Club World Cup Soccer Betting Preview
The FIFA Club World Cup, pitching the best each continent has to offer, has been an annual tournament since 2000, but this year it is super-sized! This weekend sees the beginning of a month-long competition with 32 soccer teams from six confederations doing battle.
Inter Miami, Seattle Sounders and Los Angeles FC will be representing MLS as they rub shoulders with several European powerhouses, as well as Palmeiras from Brazil, the Saudi representative Al-Hilal, and Argentina’s Boca Juniors and River Plate.
So let us start by trying to pick out the winner. The top 10 in the market are all from Europe, no surprise there given that the trophy has been lifted in each of the last 11 years by a team from that continent. Germany’s Bayern Munich twice, three different English sides, and on six occasions by a Spanish outfit.
Real Madrid was responsible for five of those wins. They are the +400 favorites ahead of kickoff at Hard Rock Stadium this Saturday. They are marginally ahead of Paris St. Germain (+500), who have understandably attracted massive support since their emphatic 5-0 demolition of Inter Milan in the Champions League final.
The Spanish giants fell short in the league this season, as well as in the Copa del Rey and Champions League—comprehensively beaten by Arsenal in that competition. With legendary boss Carlo Ancelotti leaving to take charge of Brazil, Xabi Alonso will begin his tenure here. Enough reasons to fade Los Blancos.
It wouldn’t surprise me to see PSG add this global crown to their European one. However, they are now plenty short enough. With the tricky Atlético Madrid also sharing a place in Group B, their prospects of heading to the round of 16 as table toppers isn’t a given, so again, I am happy to fade.
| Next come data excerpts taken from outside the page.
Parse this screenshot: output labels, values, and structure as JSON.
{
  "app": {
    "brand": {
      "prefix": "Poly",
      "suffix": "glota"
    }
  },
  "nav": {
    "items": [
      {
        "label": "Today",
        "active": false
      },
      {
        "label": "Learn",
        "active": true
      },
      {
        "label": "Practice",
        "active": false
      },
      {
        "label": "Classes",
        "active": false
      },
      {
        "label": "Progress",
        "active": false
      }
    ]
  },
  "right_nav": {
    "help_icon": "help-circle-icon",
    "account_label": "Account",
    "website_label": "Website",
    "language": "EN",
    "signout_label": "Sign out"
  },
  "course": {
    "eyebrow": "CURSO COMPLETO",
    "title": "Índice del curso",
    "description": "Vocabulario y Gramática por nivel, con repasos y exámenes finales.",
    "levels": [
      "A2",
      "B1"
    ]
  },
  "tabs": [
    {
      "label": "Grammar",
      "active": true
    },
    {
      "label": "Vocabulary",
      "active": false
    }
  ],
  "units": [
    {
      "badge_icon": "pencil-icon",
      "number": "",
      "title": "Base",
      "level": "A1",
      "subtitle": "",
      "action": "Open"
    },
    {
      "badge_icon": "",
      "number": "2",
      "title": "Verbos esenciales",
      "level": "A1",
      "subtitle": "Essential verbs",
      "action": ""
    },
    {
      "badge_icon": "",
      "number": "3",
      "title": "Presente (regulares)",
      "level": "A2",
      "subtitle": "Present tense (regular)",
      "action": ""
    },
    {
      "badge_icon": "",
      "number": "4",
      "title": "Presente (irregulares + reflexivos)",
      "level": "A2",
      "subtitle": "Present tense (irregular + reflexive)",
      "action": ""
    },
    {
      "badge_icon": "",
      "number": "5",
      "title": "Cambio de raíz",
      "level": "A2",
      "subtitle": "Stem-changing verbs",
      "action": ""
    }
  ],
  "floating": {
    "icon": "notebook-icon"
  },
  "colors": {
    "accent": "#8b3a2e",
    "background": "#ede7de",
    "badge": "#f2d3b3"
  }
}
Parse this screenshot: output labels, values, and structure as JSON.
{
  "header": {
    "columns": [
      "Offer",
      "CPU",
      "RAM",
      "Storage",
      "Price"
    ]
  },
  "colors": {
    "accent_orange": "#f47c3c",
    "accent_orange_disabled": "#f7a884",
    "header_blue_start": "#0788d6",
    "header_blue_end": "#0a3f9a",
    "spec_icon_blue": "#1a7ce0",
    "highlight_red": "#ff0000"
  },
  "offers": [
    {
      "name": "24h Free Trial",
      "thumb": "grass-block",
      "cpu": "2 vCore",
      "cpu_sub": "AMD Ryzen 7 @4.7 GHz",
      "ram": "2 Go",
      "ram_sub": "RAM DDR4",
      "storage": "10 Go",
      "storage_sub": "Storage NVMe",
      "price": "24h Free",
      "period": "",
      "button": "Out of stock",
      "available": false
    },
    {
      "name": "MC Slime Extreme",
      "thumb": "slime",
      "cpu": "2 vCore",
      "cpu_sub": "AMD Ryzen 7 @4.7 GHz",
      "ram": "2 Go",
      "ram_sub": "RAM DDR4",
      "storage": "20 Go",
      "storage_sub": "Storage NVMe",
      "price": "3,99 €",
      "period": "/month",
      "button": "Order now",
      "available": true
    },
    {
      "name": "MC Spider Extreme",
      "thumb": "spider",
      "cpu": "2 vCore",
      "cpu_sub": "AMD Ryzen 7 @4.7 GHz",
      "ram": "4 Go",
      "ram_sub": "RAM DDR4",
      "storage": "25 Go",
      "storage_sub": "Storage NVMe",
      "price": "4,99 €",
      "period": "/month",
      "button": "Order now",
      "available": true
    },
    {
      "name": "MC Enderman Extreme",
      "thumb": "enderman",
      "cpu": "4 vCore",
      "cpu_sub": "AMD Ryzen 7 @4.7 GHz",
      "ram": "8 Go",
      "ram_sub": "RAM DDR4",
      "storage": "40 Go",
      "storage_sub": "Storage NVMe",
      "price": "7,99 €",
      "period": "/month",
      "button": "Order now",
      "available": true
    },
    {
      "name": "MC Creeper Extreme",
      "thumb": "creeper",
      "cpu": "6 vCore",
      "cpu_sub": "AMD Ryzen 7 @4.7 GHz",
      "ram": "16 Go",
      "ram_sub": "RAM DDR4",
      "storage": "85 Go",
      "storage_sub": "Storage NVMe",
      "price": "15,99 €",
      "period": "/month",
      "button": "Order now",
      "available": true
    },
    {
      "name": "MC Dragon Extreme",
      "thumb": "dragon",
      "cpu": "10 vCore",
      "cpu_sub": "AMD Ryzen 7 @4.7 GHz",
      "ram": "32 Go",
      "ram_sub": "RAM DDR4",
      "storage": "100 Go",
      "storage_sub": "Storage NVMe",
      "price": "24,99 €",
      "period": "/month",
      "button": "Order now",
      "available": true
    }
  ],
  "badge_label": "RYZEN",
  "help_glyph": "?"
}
I feel a new tournament at the end of another long season calls for a more speculative selection to be its winner. Therefore, I have landed on Germany’s Borussia Dortmund at (+2500).
Dortmund looked set for an abysmal season, struggling to qualify for the Champions League knockout stages and in the bottom half of Bundesliga. Things were so bad, head coach Nuri Şahin was sacked after just 27 competitive fixtures of which he lost 11.
After appointing Niko Kovač as Şahin’s replacement, BVB have been in electric form. Winning 12 of his 20 games in charge, including eight of their last 10 and all the last six across all competitions.
That sequence saw a victory over Bundesliga runners-up Bayer Leverkusen, managed then by Alonso, an impressive 3-1 defeat of La Liga Champions Barcelona, who are not in attendance here, and a creditable 2-2 tie at German champions Bayern Munich. That good run of form was enough to secure a top-four league finish and Champions League soccer next season, proof this group of players can perform when the pressure is on.
What I like about this selection is the potential route to the quarterfinals. Their Group F rivals are Fluminense, who, when the Brazilian season ended in December, were only four points clear of relegation and have started the new campaign inconsistently. The section is made up by Korean side Ulsan and South African side Mamelodi Sundowns, both several levels beneath the German side’s usual opposition.
Should, as expected, Kovač guide his side to the top spot, their last 16 fixture would come against the runners-up of Group E. That is expected to be either River Plate or Monterrey, should group favourites Inter Milan take care of business.
A side that finished in the last eight of the Champions League this term and were beaten finalists in 2024 have proven they like this format and can go deep. They seem a little disrespected in the market and priced up over their season’s work rather than what they produced since the arrival of their experienced Croatian head coach.